Temperatures are sub-zero in Mashad in winter. Mr Phelan’s cell is unheated. The prisoners plugged the small window, which has no glass, with cardboard. They fill Coca Cola bottles with boiling water from the tea kettle in an attempt to keep warm.
Mr Phelan is not allowed to have socks, and remains barefoot or in flip-flops at all times. Family and friends send books and clothing through the French embassy in Tehran. Though was born in Co Tipperary and grew up in Stillorgan, Mr Phelan is a naturalised French citizen. The French and Irish foreign ministries co-ordinate efforts on his behalf, but because Mr Phelan travelled to Iran on his French passport, the French have taken the lead.
Since the 1979 revolution, Iran and its Hizbullah proxies in Lebanon have used hostage-taking as a crude but effective weapon. When you imprison someone, you in effect take their family and friends, and to a certain extent their government, hostage with them.
There are at least six French citizens imprisoned in Iran. One of them, Benjamin Brière (36), is held in the same cell as Phelan. The younger Frenchman started a hunger strike in January and Mr Phelan has told friends how painful it is to watch his deterioration.
Though he is a tall, normally athletic man, Mr Phelan’s health is also precarious. “He has had serious heart problems,” says Mr Bonello. “His blood pressure is erratic. He has problems with the bones in his knees and has suffered from back pain since a fall in the cell. He is losing his eyesight.”
Phelan’s friend, Raoul Le Moigne, a child psychiatrist, described him as “very interested in other people and cultures, very charismatic, which is why he has friends of all ages and milieux”.
“He loves literature, sports, music and painting.”
Mr Phelan uses brief daily exercise periods to dictate messages over the telephone to a French consular officer in Tehran, who transmits them to the foreign ministry in Paris, which sends them on to Mr Phelan’s loved ones. His 97-year-old father, Vincent, has been able to speak to him on the telephone twice since last October.

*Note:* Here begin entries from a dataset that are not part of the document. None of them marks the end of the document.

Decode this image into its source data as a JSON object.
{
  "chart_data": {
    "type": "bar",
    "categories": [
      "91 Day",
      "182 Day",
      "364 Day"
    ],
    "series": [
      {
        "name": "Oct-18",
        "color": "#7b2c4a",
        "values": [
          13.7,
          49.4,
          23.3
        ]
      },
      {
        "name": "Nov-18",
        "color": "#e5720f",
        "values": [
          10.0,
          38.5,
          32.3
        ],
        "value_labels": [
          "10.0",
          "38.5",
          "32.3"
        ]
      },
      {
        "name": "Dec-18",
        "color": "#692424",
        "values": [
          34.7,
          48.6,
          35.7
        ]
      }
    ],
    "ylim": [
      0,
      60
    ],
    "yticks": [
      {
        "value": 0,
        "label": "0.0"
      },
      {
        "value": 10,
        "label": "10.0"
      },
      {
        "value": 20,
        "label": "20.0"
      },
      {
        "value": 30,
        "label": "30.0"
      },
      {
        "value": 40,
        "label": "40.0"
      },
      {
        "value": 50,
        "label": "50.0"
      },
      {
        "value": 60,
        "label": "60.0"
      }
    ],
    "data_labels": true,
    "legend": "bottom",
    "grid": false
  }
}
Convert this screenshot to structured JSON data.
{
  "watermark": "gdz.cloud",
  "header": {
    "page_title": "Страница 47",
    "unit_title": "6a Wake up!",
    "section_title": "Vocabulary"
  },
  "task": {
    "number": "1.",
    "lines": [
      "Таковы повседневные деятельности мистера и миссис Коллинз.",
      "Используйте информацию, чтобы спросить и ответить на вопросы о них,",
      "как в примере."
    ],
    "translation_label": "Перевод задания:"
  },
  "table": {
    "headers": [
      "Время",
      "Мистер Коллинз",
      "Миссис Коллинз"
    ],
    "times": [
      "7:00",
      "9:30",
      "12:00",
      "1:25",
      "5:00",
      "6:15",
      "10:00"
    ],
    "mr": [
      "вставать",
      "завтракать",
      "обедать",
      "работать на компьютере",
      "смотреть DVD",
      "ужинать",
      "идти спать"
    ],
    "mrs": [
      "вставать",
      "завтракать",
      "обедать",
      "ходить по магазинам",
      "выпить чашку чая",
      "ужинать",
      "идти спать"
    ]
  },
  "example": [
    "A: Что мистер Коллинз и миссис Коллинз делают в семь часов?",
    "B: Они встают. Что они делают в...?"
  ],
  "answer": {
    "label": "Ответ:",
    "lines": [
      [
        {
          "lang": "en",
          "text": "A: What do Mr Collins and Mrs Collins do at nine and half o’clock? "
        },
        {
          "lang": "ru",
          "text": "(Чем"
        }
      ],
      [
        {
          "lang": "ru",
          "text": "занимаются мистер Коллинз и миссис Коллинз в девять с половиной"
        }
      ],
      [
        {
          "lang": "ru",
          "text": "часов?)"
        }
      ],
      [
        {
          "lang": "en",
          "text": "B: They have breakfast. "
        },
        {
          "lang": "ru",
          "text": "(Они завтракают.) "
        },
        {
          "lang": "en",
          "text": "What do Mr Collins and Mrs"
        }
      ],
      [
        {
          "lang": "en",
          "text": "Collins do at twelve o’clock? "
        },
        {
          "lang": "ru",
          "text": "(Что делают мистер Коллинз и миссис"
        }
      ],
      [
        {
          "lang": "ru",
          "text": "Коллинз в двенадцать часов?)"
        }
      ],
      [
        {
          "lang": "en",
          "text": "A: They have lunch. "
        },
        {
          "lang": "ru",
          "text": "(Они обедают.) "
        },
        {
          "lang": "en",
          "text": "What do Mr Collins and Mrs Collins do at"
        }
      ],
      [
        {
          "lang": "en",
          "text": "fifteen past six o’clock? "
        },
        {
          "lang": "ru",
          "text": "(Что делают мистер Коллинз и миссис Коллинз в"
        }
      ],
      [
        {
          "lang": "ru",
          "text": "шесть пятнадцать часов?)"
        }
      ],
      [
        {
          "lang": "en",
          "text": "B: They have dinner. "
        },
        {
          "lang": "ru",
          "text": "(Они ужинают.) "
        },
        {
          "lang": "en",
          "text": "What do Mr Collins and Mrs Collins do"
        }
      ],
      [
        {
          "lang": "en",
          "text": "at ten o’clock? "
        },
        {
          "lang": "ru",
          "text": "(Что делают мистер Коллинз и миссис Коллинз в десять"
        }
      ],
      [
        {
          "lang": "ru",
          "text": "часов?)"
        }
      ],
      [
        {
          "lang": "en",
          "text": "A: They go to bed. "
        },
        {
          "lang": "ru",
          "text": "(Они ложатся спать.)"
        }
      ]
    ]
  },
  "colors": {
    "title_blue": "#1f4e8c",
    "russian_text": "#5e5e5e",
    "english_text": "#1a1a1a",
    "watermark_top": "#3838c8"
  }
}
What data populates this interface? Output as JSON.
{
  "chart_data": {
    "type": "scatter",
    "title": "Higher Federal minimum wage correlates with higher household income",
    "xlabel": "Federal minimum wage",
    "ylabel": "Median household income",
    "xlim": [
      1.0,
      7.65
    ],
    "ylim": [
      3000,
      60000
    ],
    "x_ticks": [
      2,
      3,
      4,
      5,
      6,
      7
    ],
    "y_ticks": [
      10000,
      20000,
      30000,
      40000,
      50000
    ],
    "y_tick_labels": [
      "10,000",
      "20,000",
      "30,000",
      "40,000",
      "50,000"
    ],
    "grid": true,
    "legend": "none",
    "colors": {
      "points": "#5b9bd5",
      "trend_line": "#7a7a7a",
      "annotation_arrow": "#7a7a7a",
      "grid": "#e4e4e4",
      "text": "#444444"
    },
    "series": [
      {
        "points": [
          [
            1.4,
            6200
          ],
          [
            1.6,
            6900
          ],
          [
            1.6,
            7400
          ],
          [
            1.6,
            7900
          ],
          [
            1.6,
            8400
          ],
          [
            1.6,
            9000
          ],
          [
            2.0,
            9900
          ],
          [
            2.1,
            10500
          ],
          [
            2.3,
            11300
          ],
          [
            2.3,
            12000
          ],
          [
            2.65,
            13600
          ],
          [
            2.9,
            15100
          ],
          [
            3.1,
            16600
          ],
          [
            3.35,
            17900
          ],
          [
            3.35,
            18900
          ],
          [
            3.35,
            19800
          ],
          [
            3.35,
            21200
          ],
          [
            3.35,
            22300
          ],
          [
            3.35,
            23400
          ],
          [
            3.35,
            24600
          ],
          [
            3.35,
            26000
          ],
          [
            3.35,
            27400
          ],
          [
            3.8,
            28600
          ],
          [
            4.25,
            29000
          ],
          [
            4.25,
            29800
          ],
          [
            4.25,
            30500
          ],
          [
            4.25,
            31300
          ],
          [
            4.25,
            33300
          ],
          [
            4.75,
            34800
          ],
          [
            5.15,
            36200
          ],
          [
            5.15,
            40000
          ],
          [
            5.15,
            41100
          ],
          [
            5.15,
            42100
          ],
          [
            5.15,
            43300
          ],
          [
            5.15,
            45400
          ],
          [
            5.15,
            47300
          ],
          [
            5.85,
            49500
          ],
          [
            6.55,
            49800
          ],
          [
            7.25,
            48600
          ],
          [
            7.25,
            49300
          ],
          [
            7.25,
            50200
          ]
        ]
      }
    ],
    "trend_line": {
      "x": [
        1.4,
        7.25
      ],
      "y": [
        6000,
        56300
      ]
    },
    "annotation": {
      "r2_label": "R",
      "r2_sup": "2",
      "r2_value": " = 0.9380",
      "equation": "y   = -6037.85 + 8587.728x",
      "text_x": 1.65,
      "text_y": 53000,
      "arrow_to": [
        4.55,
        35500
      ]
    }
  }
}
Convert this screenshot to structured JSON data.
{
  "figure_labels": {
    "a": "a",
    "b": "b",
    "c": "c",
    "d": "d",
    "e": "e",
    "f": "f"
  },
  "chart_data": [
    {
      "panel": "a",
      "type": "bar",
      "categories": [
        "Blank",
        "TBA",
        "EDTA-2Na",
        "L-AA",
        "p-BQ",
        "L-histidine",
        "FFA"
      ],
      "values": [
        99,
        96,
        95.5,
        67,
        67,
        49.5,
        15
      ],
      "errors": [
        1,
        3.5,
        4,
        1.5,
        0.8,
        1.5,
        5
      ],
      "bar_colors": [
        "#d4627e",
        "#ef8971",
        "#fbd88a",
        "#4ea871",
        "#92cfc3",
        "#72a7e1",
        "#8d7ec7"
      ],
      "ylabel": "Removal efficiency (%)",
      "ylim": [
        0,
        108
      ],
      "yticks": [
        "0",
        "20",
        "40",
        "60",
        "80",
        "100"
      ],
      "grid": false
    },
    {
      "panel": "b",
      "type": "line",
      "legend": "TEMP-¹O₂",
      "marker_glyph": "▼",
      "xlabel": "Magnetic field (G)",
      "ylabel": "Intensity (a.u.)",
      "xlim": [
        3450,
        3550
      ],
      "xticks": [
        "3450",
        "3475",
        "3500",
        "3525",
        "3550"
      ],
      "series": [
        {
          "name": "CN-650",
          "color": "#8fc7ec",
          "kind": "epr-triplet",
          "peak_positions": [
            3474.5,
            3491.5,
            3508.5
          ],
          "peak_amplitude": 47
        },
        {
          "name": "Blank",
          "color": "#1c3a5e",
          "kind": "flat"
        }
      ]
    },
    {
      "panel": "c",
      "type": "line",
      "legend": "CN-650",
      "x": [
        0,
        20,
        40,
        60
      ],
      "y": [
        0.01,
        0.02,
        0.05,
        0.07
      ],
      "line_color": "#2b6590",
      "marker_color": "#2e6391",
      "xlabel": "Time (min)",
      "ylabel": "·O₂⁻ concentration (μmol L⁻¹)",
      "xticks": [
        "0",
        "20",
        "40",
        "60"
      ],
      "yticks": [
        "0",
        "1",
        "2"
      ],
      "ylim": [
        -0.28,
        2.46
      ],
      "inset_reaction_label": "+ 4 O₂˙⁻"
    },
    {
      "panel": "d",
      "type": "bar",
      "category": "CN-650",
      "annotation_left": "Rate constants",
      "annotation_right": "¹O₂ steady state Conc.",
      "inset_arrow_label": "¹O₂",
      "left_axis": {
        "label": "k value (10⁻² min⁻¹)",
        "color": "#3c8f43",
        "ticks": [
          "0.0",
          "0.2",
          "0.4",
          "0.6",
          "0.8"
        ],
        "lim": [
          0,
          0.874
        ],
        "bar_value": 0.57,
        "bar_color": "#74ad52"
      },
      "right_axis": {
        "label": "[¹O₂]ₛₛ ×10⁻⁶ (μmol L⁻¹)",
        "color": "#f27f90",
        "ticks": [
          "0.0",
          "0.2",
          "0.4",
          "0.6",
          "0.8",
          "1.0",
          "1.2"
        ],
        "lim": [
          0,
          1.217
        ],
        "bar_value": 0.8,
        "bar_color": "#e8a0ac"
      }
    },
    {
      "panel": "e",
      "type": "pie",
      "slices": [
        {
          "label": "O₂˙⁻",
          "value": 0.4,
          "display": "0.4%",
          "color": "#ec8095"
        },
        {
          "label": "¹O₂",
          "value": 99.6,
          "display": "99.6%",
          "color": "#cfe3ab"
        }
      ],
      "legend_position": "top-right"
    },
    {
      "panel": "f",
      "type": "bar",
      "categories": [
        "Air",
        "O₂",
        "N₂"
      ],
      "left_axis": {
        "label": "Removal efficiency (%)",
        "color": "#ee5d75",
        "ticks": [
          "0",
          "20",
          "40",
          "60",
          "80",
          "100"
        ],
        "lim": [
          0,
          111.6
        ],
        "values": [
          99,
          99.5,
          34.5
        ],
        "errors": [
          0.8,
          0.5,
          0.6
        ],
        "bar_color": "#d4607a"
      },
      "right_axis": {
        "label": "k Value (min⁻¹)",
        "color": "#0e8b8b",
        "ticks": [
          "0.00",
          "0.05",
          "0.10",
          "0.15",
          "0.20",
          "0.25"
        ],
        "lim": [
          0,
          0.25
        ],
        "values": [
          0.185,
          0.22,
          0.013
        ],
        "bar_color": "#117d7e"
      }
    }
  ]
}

“They torment him psychologically,” said Mr Bonello. “They promise he can call family, and at the last minute they tell him, ‘No. It isn’t authorised.’ Things like that, sometimes petty, sometimes humiliating. Each time he goes to see the judge or leaves his cell, he has to put on his prisoner’s uniform. They shackle his feet and handcuff him, which is pointless… He is a hostage. He has done absolutely nothing wrong.”
A message which Mr Phelan dictated over the phone earlier this year was printed on the invitation to the concert, which was attended by close to 50 people, many of them wearing Release Bernard Phelan T-shirts.
“I miss music that is about love, tenderness, nature, the sea, joy, caresses, silence, the voices of women, peace,” he said.
His friends used the music of Britten, Bartok, Chopin, Fauré, Messaien, Poulenc, Vivaldi and others to fulfil Bernard Phelan’s wish on Friday night. At 8pm in Paris (9.30pm more than 6,000km away in Mashad), the imprisoned man knew the music he loves was being played in his honour.
“Bernard lives in Paris, but his soul is Irish,” said Émilie Craig, a neighbour in the Marais district.
Poetry by William Butler Yeats was recited in French. A harpist played The Foggy Dew. When Bernard Phelan comes home, he will watch the video recording. “I feel certain he will get out,” Mr Bonello said. “But in what condition, and when?”